Pirate Capital serves as the investment advisor to four event-driven hedge funds: Jolly Roger Fund LP, Jolly Roger Offshore Fund LTD, Jolly Roger Activist Fund LP and Jolly Roger Activist Fund LTD. Assets under management by Pirate are in excess of $1.0 billion. Pirate Capital is registered with the Securities and Exchange Commission (SEC) as an investment advisor under the Investment Advisors Act of 1940.

Important Information

In connection with its 2007 annual meeting of shareholders, The Brink’s Company plans to file with the SEC and mail to its shareholders eligible to vote at the 2007 annual meeting of shareholders a definitive proxy statement. THE COMPANY ADVISES ITS SECURITY HOLDERS TO READ THE DEFINITIVE PROXY STATEMENT AND OTHER RELEVANT DOCUMENTS FOR THE 2007 ANNUAL MEETING OF SHAREHOLDERS WHEN THEY BECOME AVAILABLE BECAUSE THEY WILL CONTAIN IMPORTANT INFORMATION. Security holders may obtain a free copy of the definitive proxy statement and other documents that the company files with the SEC at the SEC’s website at http://www.sec.gov. The definitive proxy statement and these other documents may also be obtained free of charge from The Brink’s Company upon request by contacting the Corporate Secretary at 1801 Bayberry Court, P. O. Box 18100, Richmond, Virginia 23226-8100. This communication is not a solicitation of a proxy from any security holder of The Brink’s Company.

Certain Information Regarding Participants

The Brink’s Company, its directors and named executive officers may be deemed to be participants in the solicitation of proxies from the company’s security holders in connection with its 2007 annual meeting of shareholders. Security holders may obtain information regarding the names, affiliations and interests of such individuals in the company’s Annual Report on Form 10-K for the fiscal year ended December 31, 2005 and its definitive proxy statement dated March 24, 2006, each of which has been filed with the SEC.

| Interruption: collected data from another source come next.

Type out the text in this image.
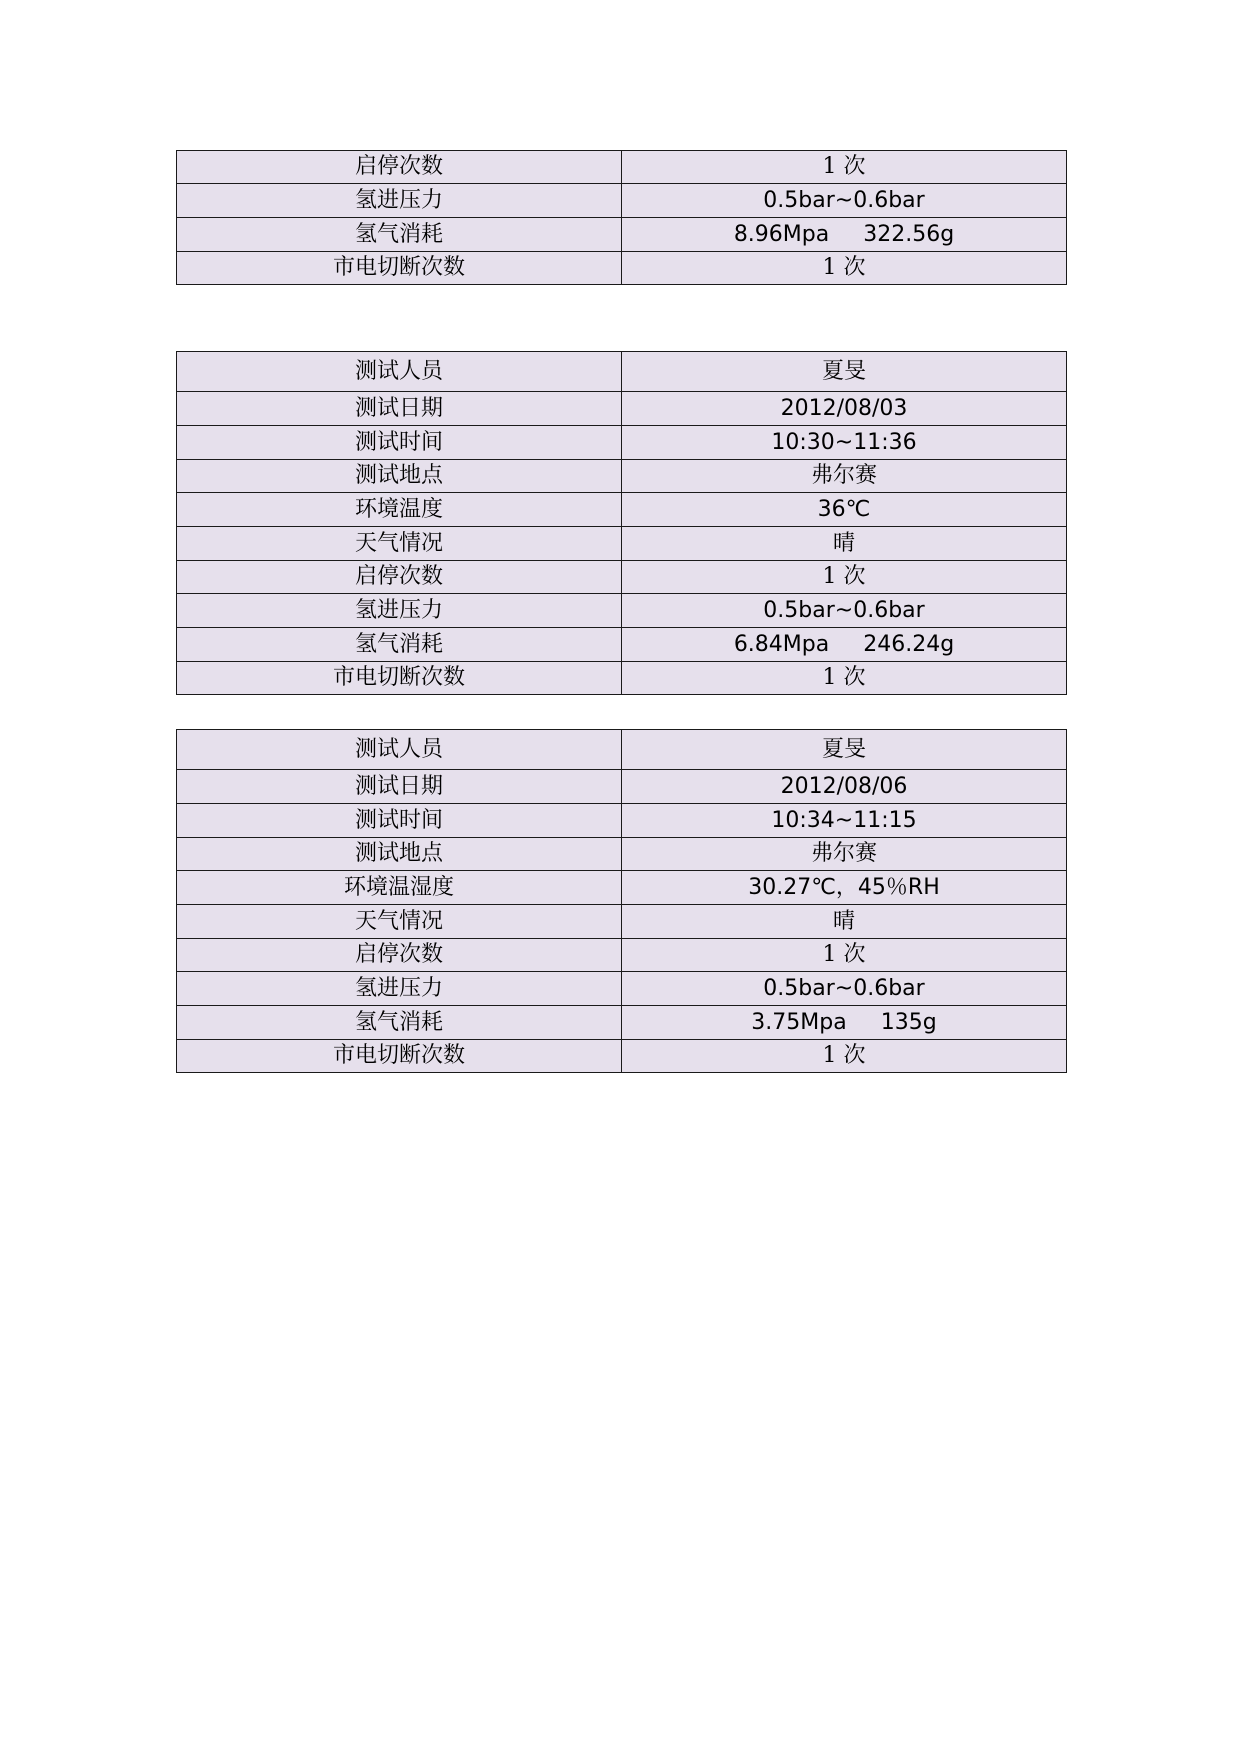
启停次数	1 次
氢进压力	0.5bar~0.6bar
氢气消耗	8.96Mpa 322.56g
市电切断次数	1 次
测试人员	夏旻
测试日期	2012/08/03
测试时间	10:30~11:36
测试地点	弗尔赛
环境温度	36℃
天气情况	晴
启停次数	1 次
氢进压力	0.5bar~0.6bar
氢气消耗	6.84Mpa 246.24g
市电切断次数	1 次
测试人员	夏旻
测试日期	2012/08/06
测试时间	10:34~11:15
测试地点	弗尔赛
环境温湿度	30.27℃，45％RH
天气情况	晴
启停次数	1 次
氢进压力	0.5bar~0.6bar
氢气消耗	3.75Mpa 135g
市电切断次数	1 次
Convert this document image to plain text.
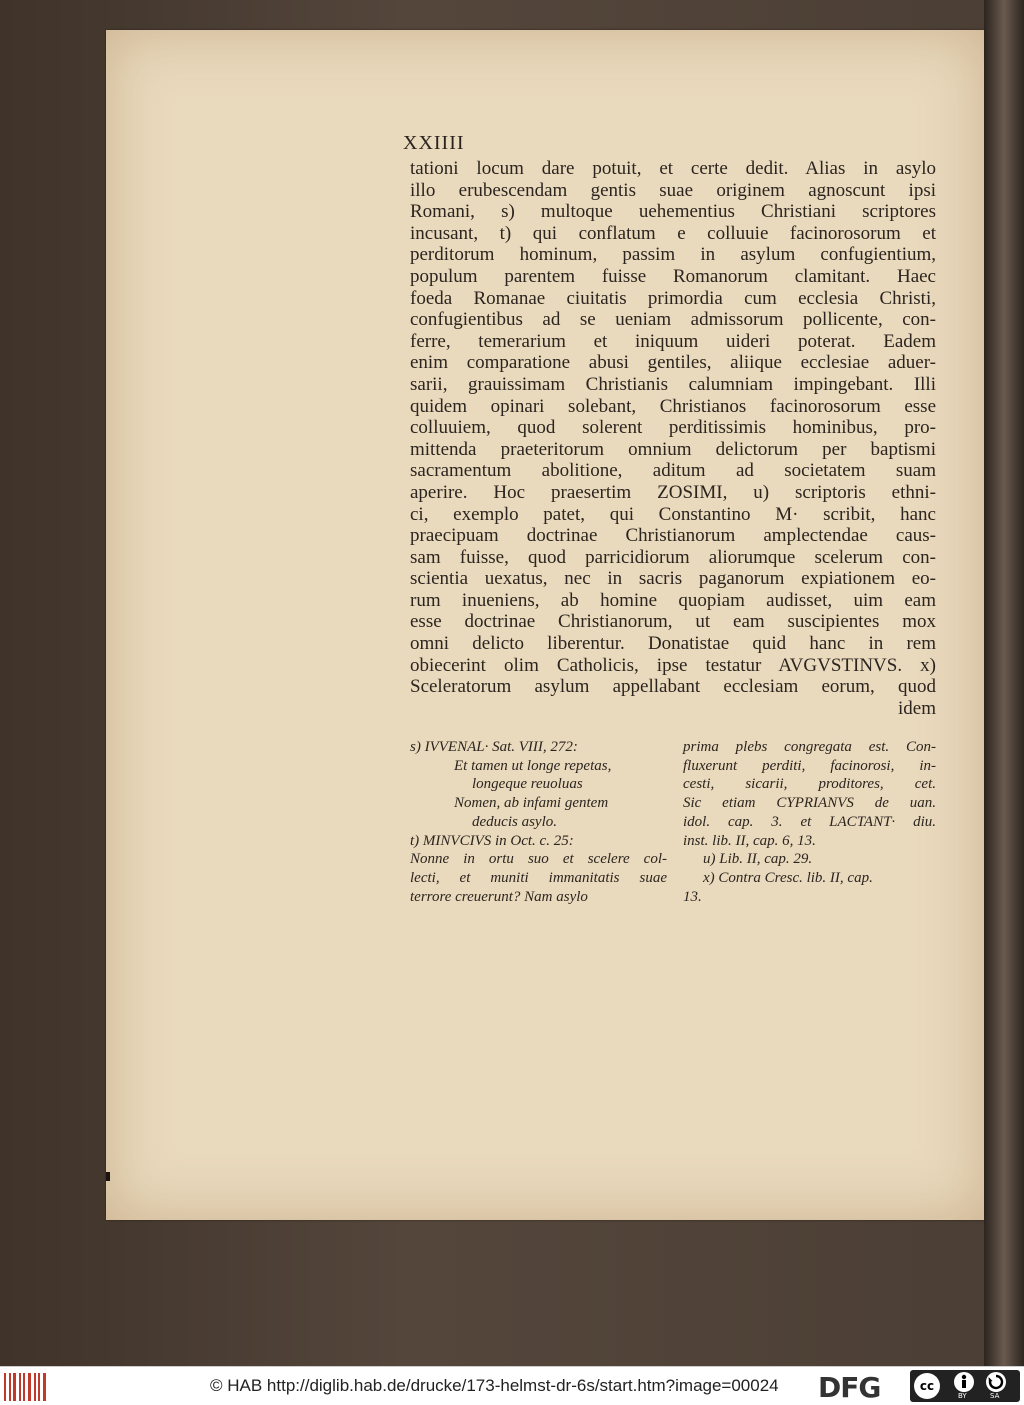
XXIIII
tationi locum dare potuit, et certe dedit. Alias in asylo
illo erubescendam gentis suae originem agnoscunt ipsi
Romani, s) multoque uehementius Christiani scriptores
incusant, t) qui conflatum e colluuie facinorosorum et
perditorum hominum, passim in asylum confugientium,
populum parentem fuisse Romanorum clamitant. Haec
foeda Romanae ciuitatis primordia cum ecclesia Christi,
confugientibus ad se ueniam admissorum pollicente, con-
ferre, temerarium et iniquum uideri poterat. Eadem
enim comparatione abusi gentiles, aliique ecclesiae aduer-
sarii, grauissimam Christianis calumniam impingebant. Illi
quidem opinari solebant, Christianos facinorosorum esse
colluuiem, quod solerent perditissimis hominibus, pro-
mittenda praeteritorum omnium delictorum per baptismi
sacramentum abolitione, aditum ad societatem suam
aperire. Hoc praesertim ZOSIMI, u) scriptoris ethni-
ci, exemplo patet, qui Constantino M· scribit, hanc
praecipuam doctrinae Christianorum amplectendae caus-
sam fuisse, quod parricidiorum aliorumque scelerum con-
scientia uexatus, nec in sacris paganorum expiationem eo-
rum inueniens, ab homine quopiam audisset, uim eam
esse doctrinae Christianorum, ut eam suscipientes mox
omni delicto liberentur. Donatistae quid hanc in rem
obiecerint olim Catholicis, ipse testatur AVGVSTINVS. x)
Sceleratorum asylum appellabant ecclesiam eorum, quod
idem
s) IVVENAL· Sat. VIII, 272:
Et tamen ut longe repetas,
longeque reuoluas
Nomen, ab infami gentem
deducis asylo.
t) MINVCIVS in Oct. c. 25:
Nonne in ortu suo et scelere col-
lecti, et muniti immanitatis suae
terrore creuerunt? Nam asylo
prima plebs congregata est. Con-
fluxerunt perditi, facinorosi, in-
cesti, sicarii, proditores, cet.
Sic etiam CYPRIANVS de uan.
idol. cap. 3. et LACTANT· diu.
inst. lib. II, cap. 6, 13.
u) Lib. II, cap. 29.
x) Contra Cresc. lib. II, cap.
13.
© HAB http://diglib.hab.de/drucke/173-helmst-dr-6s/start.htm?image=00024 DFG	cc
BY	SA
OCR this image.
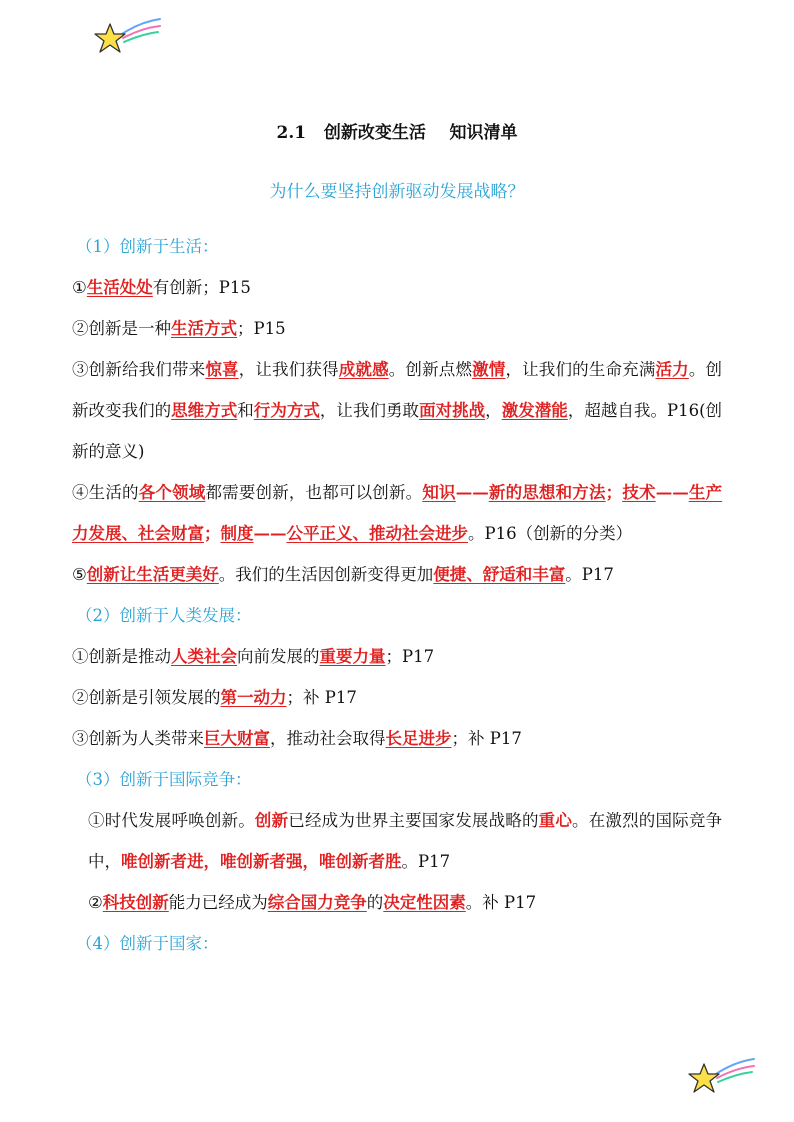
2.1   创新改变生活    知识清单
为什么要坚持创新驱动发展战略？

（1）创新于生活：

①生活处处有创新；P15

②创新是一种生活方式；P15

③创新给我们带来惊喜，让我们获得成就感。创新点燃激情，让我们的生命充满活力。创新改变我们的思维方式和行为方式，让我们勇敢面对挑战，激发潜能，超越自我。P16(创新的意义)

④生活的各个领域都需要创新，也都可以创新。知识——新的思想和方法；技术——生产力发展、社会财富；制度——公平正义、推动社会进步。P16（创新的分类）

⑤创新让生活更美好。我们的生活因创新变得更加便捷、舒适和丰富。P17

（2）创新于人类发展：

①创新是推动人类社会向前发展的重要力量；P17

②创新是引领发展的第一动力；补 P17

③创新为人类带来巨大财富，推动社会取得长足进步；补 P17

（3）创新于国际竞争：

①时代发展呼唤创新。创新已经成为世界主要国家发展战略的重心。在激烈的国际竞争中，唯创新者进，唯创新者强，唯创新者胜。P17

②科技创新能力已经成为综合国力竞争的决定性因素。补 P17

（4）创新于国家：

Additional information regarding such individuals will be included in the definitive proxy statement for the 2007 annual meeting of shareholders. To the extent holdings of the company’s securities have changed from the amounts included in the definitive proxy statement dated March 24, 2006, such changes have been reflected on Forms 4 and 5 filed with the SEC and will be reflected in the definitive proxy statement for the 2007 annual meeting of shareholders.